According to Hotze Health, the postpartum hormone imbalance is the result of something known as estrogen dominance. The culprit? For starters, the placenta produces high levels of progesterone during pregnancy that are much higher than your normal production rate. "Upon the birth of the baby, the placenta is expelled, resulting in an immediate drop in a woman’s progesterone level," the site noted. In other words, hello estrogen in overdrive. The result is hair loss, fatigue, depression and anxiety, and menstrual problems. Woohoo. Your plummeting progesterone level is also typically the cause of the "baby blues" most women experience.
Also on your body's agenda? Possible back pain, skin discolorations, more things coming out of your vagina (discharge and/or blood), breast changes and constipation, according to Parents. The good news is that eventually your body finds a way to even out all of the changes. The bad news is you have to endure it while learning the ins and outs of raising a tiny human.
“Women should expect to feel physically and emotionally more sensitive and vulnerable immediately after having a baby,” Dr. Sherry Ross, an OB-GYN and women’s health expert at Providence Saint John’s Health Center in Santa Monica, California, tells Romper. “Anticipation, preparation, and acceptance are the key to sailing through the first couple weeks after delivery, especially if you are at risk for postpartum depression.”
Which brings up an important aspect of this so-called fourth trimester: the possibility of postpartum depression. It's important to know the difference between the “baby blues” — crying for no apparent reason, mood swings, and irritability — and postpartum depression. For starters, those symptoms should only last a few minutes or hours of each day, and dissipate about two weeks after giving birth.

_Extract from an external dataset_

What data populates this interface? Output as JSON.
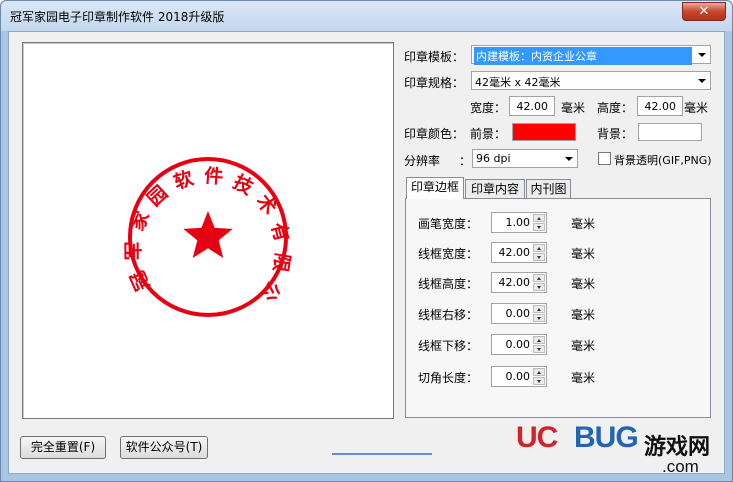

On the other hand, postpartum depression can start a few days after delivery or as late as a year, according to the American Pregnancy Association. The difference with PPD is the severity and longevity of symptoms, like feeling sad, withdrawing from family and friends, and thoughts of hurting yourself or your baby. If you already know you are susceptible to PPD, Ross says it's important to create an action plan that includes preventative steps you can take during future pregnancies.
But if what you are experiencing is the more common symptoms of birth — thank you Mother Nature — then you may want to try a few natural methods to help your body along, according to Modern Alternative Pregnancy, including supplementing with magnesium and vitamin D. The site also recommended raspberry leaf tea, maca root, and acupuncture, as well as placenta pills and tinctures.
Because birthing a human just wasn't enough.